TOGETHER TOGETHER: 3 ½ STARS. “a different take on ‘When Harry Met Sally.’”
If I was to categorize “Together Together,” a new movie starring Ed Helms and now on V.O.D., I guess I’d have to create a new category, the non rom com. It’s a relationship comedy that has some, but not all, of the hallmarks of a romantic comedy, but walks its own path.
Helms is Matt, a 45-year-old single man who wants to start a family. When we first meet him he’s awkwardly interviewing 26-year-old millennial Anna (Patti Harrison) for the job of surrogate. She has snappy answers to his questions—Have you ever stolen anything?—and gets the job. Matt is eager to begin his new life as a single dad but Anna, who gave a baby up for adoption years before, sees it as a gig, a transaction with a $15,000 fee.
Divided into trimesters, as story unfolds Matt and Anna’s relationship grows. They share meals, watch “Friends,” which she has never seen, and take prenatal classes together. They even attend a kind of couple’s therapy, even though their relationship isn’t romantic. It’s more complicated than that. They aren’t a couple but their relationship is intimate on many levels and it leads to misunderstandings that threaten their personal and business relationship.
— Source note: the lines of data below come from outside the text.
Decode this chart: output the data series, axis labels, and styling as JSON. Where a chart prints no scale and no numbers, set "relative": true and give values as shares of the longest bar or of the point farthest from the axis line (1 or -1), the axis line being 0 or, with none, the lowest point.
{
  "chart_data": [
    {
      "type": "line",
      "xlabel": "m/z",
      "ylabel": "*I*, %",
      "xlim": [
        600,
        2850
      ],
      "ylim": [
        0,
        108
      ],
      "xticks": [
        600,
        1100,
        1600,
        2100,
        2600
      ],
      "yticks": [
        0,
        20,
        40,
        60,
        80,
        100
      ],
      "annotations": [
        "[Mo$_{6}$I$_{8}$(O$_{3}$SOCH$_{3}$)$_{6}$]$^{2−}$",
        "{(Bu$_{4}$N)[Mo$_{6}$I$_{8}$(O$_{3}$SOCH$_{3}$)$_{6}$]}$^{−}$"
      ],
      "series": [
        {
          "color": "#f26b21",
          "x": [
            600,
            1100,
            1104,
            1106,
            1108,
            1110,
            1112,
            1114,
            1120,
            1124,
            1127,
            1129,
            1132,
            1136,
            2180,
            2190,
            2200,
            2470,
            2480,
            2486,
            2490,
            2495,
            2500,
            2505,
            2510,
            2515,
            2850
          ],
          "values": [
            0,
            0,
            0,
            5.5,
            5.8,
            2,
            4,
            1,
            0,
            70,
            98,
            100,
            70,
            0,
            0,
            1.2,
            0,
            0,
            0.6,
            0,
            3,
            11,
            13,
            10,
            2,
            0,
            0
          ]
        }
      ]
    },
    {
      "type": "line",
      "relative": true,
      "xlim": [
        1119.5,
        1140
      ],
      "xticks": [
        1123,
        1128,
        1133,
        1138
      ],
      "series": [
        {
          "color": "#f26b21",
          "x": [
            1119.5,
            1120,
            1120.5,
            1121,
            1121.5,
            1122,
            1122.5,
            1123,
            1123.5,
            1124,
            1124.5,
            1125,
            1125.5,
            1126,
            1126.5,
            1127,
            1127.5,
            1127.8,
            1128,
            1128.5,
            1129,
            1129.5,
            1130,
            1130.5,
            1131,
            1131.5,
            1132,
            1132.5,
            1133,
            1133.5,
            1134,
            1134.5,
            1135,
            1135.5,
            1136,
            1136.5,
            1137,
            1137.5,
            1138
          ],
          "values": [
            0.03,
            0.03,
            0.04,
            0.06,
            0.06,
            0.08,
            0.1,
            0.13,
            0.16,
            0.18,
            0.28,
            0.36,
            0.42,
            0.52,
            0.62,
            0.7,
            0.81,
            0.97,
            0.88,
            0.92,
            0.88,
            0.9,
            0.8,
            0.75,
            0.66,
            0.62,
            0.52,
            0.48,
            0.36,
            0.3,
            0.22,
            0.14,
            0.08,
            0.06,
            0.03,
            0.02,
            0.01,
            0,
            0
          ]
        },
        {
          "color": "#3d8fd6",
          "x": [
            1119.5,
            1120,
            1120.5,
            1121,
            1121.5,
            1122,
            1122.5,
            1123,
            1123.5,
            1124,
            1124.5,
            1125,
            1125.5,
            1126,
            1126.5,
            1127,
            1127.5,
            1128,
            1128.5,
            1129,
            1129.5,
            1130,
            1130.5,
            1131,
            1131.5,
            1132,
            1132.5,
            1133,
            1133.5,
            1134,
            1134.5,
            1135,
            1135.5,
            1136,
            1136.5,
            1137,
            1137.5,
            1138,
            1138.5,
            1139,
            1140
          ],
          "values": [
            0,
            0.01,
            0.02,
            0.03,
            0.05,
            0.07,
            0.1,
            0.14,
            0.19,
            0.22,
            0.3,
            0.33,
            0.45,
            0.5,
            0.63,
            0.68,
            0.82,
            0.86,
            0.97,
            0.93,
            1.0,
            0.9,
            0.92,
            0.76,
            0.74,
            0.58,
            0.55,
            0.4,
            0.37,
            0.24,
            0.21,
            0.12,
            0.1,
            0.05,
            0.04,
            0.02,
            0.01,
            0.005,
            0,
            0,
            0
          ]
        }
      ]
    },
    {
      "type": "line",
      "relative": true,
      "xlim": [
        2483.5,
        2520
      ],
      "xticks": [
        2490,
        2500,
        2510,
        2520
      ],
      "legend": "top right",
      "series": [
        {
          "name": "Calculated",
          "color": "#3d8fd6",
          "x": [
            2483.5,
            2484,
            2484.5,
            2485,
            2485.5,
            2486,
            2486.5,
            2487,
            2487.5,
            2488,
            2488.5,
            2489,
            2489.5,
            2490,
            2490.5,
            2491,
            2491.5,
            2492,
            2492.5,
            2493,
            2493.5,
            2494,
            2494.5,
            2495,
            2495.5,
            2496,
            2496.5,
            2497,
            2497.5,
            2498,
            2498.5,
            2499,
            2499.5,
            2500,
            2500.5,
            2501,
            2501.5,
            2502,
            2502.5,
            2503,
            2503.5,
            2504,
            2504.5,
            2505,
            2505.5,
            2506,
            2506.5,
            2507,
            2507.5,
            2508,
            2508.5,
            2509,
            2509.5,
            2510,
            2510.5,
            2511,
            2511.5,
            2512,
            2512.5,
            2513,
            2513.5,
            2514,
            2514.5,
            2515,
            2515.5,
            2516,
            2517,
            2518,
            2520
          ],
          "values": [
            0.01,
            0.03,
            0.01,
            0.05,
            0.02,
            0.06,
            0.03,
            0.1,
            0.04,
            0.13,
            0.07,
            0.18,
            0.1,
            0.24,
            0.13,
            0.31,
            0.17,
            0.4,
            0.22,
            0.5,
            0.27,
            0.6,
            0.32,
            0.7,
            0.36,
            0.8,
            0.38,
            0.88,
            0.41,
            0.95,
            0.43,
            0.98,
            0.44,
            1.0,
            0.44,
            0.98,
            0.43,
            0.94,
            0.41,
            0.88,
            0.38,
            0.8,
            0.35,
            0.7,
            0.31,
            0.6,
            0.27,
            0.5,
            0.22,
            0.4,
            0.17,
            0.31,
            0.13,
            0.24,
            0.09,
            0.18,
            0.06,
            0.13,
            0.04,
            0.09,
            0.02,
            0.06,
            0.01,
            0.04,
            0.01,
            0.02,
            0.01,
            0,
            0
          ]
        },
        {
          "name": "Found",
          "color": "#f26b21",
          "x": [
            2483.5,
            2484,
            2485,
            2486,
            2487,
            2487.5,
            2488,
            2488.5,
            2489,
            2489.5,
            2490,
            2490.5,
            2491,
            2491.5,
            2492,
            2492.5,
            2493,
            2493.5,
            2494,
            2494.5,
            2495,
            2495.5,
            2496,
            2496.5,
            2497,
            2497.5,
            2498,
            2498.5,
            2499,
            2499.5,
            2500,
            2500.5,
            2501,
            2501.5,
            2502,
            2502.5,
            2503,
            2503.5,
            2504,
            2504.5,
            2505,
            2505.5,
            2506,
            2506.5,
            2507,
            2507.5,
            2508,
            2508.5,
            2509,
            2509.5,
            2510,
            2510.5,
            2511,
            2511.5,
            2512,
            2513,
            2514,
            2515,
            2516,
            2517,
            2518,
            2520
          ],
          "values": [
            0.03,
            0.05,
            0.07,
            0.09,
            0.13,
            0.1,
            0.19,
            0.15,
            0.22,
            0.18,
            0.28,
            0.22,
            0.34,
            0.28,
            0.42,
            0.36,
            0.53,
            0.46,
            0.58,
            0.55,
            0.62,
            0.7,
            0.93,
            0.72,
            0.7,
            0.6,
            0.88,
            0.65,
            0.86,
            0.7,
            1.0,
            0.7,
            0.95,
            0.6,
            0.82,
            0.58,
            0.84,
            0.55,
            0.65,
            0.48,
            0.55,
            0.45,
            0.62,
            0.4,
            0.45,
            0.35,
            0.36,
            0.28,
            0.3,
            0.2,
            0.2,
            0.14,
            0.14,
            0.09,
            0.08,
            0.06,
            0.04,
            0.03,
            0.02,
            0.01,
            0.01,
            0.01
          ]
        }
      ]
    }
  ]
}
“Together Together” often feels like it is turning the corner to becoming a Hollywood rom com and then, just as often, does a u-turn. It constantly defies the traditional rom com journey, while allowing the characters to have an interesting connection.
Writer/director Nikole Beckwith has crafted a movie about a platonic relationship between a man and a woman, fringed with humour, melancholy and warmth. Helms brings his trademarked nerdy awkwardness to the role, expertly playing off Harrison’s more sardonic take on Anna. They are a compelling couple, even if they’re not actually a couple.
“Together Together” is a different take on “When Harry Met Sally,” providing an updated and rather sweet answer to that movie’s famous query, “Can men and women be friends or does sex always get in the way?”